Part of it could be that, according to my Fitbit, I am a total insomniac. Sure, I sleep, but most of my sleep is fitful and "restless." If I spend nine hours thinking I am asleep, my Fitbit shows that I only spent two or three of those hours actually sleeping, and the rest of the time tossing and turning and waking halfway up.
But part of it could also be the Spoon Theory.
I heard about the Spoon Theory years ago, but I was reminded of it after I picked up Jenny Lawson's newest book Furiously Happy at the library. Reading about it now was such an odd coincidence, since it immediately seemed to explain what I've been going through.
The Spoon Theory was made up by a young woman who thought of it on the spur of the moment when asked to explain what it felt like to have lupus. (No, I don't have lupus, but the theory has since been applied to many other chronic illnesses and disabilities, including depression, anxiety, and autism.)
The theory goes like this. The spoons basically represent units of energy. Most healthy people wake up each day with an unlimited number of spoons. If they run out of spoons during the day, they can take a short rest, and their spoon supply is replenished. But for people dealing with chronic illnesses and disabilities, you wake up with just a handful of spoons. Some days you have more spoons than others.
You have to look at this limited number of spoons you have, and figure out how to use them. Each simple task you do takes at least one spoon. Take a shower in the morning? That is a spoon. Make your lunch to bring to work? That is a spoon. Drive to work? Spoon. Spend an hour trying to keep an anguished six-year-old from knocking over bookshelves and throwing chairs? That is, like, ten spoons at least!
Some days, by the end of the day you may have a spoon or two left over. You can decide how you want to use them. Make dinner for your family? Take your dog for a walk? Read a book? Get some work done for the next day? You don't have enough spoons to all of these things, so choose wisely.
Other days, you run completely out of spoons before your work day ends. You come home depleted, feeling hopeless.
When you wake up, you may find yourself with a fresh supply of spoons... but you never know how many you have. You may wake up with forty spoons. You may wake up with ten. Some days you wake up and you only have about three spoons... yet you still have to somehow manage to get through your day, even though you will soon be completely spoonless.
So that is that. I wish I had more spoons. My brain is usually going a million miles an hour (maybe that is using up spoons as well) and I have so many ideas and so many things I want to do. I am a person who loves life, and I long to try new things, meet new people, or at least stay up past eight o'clock at night and watch a movie. But I never have enough spoons.

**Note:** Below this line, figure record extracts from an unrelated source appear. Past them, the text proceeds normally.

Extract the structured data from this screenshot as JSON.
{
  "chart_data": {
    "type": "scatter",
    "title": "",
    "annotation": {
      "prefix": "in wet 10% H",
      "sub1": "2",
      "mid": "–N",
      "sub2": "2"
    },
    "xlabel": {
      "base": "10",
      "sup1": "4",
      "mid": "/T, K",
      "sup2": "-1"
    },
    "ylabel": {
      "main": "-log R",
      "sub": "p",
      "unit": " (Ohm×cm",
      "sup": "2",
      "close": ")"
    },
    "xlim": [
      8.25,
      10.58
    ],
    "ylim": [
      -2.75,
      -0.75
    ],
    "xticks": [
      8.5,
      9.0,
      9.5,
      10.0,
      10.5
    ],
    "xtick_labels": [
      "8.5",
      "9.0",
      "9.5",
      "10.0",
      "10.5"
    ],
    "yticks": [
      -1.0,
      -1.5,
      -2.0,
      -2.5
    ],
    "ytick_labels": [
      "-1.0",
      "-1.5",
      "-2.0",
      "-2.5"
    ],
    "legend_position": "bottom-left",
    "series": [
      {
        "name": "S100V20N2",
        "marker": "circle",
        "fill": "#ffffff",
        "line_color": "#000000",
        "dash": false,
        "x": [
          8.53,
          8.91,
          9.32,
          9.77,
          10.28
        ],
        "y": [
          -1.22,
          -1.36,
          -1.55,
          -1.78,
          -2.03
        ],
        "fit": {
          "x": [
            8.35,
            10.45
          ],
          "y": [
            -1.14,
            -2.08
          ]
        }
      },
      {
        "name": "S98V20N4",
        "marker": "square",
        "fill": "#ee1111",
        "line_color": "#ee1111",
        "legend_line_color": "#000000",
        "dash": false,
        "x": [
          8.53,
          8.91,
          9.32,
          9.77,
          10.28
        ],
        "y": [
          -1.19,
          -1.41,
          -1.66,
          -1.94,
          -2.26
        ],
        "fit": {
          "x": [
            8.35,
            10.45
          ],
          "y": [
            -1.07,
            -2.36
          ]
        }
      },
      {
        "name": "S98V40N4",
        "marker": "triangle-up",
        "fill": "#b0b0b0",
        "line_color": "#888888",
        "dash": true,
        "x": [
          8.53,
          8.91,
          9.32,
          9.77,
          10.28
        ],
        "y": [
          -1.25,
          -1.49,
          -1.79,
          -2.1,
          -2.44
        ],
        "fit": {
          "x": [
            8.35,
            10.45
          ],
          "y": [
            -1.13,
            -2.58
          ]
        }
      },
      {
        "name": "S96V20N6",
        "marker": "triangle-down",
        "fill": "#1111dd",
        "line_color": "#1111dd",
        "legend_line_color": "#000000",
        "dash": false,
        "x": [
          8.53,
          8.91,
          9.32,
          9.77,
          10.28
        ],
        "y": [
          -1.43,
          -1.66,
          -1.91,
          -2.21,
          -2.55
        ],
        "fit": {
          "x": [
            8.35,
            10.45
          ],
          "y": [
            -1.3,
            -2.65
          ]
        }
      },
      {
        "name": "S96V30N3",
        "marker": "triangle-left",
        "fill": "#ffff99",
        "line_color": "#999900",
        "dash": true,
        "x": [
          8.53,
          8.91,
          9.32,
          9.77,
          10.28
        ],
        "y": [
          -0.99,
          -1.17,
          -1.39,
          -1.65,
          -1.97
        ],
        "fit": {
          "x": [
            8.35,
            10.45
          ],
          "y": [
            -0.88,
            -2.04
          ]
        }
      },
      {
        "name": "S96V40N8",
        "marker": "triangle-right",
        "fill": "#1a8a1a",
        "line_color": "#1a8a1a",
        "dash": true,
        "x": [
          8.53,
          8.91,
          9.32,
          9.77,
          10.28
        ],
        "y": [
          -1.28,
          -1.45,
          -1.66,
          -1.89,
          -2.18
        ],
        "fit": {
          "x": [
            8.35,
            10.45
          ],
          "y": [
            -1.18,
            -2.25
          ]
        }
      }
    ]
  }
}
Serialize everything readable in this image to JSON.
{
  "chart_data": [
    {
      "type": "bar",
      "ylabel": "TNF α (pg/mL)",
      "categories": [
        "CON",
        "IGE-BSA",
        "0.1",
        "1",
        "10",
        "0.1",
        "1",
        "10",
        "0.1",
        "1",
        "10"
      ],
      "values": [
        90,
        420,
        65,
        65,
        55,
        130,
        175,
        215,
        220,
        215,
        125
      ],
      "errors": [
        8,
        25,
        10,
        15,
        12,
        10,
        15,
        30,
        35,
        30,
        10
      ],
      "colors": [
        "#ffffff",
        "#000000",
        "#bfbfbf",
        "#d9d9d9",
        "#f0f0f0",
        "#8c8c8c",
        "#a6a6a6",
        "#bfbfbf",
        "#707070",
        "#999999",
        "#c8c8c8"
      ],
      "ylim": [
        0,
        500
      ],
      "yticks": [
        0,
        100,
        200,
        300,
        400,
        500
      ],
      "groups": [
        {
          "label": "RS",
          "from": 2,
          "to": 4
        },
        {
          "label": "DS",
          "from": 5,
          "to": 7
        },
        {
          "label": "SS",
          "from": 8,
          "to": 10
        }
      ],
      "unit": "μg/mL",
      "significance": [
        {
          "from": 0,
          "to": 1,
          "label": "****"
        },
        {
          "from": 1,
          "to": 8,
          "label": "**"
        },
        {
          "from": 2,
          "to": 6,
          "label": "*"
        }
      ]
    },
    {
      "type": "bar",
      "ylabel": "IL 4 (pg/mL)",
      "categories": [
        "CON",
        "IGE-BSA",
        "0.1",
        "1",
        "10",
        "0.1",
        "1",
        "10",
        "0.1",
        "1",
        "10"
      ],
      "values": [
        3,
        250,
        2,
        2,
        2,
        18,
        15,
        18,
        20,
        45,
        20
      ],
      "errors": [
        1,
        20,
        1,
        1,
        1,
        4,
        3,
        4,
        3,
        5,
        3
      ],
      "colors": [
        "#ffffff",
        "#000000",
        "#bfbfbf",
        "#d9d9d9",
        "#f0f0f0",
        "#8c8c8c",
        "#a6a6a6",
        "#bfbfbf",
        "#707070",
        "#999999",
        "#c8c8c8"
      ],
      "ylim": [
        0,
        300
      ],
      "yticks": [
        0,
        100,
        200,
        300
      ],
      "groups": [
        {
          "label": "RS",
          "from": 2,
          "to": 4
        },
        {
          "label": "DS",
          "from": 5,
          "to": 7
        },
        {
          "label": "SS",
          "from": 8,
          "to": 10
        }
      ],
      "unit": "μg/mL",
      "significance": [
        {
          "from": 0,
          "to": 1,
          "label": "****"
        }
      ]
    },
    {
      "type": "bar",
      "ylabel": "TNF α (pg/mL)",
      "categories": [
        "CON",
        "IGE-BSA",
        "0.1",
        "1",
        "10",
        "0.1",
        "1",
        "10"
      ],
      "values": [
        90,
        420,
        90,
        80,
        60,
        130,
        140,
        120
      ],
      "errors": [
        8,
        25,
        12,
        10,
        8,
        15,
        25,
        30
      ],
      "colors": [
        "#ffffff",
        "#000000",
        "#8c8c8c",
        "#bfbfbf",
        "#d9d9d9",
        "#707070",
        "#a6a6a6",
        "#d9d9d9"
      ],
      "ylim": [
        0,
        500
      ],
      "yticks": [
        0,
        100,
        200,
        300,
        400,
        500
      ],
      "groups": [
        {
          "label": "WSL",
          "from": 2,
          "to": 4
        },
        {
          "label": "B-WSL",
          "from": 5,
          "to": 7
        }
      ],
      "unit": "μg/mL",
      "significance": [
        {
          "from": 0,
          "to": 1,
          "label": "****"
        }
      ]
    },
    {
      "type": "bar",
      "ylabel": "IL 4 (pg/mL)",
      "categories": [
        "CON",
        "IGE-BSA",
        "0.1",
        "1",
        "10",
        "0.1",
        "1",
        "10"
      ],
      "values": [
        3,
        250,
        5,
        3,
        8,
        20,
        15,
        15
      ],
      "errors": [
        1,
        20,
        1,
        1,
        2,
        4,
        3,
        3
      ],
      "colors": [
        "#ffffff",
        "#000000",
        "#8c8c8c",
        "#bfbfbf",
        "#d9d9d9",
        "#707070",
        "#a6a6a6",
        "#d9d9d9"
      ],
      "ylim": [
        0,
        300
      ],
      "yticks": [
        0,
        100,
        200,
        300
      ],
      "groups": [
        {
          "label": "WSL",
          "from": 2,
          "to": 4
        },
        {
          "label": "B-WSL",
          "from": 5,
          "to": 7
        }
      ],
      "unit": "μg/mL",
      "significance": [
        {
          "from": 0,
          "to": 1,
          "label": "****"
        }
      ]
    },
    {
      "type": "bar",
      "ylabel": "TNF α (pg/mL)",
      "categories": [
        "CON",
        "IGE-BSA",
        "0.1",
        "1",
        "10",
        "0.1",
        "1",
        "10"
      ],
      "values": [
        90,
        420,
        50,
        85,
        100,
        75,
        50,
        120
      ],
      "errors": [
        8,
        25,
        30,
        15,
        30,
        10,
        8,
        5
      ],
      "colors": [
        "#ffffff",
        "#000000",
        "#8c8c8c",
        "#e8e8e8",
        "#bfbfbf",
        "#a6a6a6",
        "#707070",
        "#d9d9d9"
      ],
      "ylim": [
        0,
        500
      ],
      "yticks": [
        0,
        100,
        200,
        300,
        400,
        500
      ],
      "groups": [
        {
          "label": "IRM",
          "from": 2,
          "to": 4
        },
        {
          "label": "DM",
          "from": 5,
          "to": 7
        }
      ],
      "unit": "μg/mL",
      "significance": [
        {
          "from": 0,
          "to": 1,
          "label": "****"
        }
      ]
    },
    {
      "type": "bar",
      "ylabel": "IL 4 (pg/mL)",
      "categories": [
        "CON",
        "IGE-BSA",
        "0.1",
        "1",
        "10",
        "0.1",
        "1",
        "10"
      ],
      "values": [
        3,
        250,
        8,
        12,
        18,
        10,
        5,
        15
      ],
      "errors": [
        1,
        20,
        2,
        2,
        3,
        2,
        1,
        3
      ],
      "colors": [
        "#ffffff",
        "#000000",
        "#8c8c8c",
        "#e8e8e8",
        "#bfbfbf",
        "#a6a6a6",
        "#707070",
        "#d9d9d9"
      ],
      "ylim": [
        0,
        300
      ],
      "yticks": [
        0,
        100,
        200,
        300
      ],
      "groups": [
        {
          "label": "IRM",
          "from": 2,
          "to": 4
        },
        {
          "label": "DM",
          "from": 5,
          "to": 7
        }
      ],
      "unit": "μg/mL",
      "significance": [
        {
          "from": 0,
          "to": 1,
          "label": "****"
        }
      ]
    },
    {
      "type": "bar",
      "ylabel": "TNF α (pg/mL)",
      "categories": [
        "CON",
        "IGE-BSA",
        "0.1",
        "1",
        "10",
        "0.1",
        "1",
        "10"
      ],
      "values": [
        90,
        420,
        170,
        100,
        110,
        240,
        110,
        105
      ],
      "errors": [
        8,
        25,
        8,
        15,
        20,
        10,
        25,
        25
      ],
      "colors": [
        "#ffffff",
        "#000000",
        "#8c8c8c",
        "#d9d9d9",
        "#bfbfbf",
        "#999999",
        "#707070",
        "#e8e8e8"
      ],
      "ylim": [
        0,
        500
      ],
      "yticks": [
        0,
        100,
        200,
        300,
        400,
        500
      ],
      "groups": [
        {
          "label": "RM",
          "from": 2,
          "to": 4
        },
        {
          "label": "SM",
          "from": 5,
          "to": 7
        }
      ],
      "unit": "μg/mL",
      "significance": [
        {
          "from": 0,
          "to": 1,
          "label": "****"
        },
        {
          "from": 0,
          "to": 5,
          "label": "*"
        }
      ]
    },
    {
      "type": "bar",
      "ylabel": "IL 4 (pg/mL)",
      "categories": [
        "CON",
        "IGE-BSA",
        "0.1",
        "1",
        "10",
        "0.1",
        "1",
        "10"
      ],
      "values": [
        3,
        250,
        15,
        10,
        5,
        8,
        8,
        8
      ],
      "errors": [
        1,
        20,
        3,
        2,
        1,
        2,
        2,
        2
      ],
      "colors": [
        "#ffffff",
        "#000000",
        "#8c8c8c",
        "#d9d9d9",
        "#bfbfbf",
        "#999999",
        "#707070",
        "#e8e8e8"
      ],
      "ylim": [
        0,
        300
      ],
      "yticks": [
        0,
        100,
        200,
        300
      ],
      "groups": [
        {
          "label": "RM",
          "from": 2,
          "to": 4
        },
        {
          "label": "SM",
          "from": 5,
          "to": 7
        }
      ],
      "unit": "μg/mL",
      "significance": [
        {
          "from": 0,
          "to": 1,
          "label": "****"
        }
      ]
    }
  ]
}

  1. Yes, YES, YEEEESSS! THis SO speaks to me.
    Brilliant - thanks!

  2. I came up with my own spoon theory. It involves math.

  3. I looked at that piece, too, and it really resonated with me; for about a year and a half now, I've been dealing with the onset of a progressive autoimmune disease (which would be related to lupus), and some days I wake up feeling a little short on spoons. Most of the stuff going on with me has just been inconvenient thus far, but it can be a difficult ride.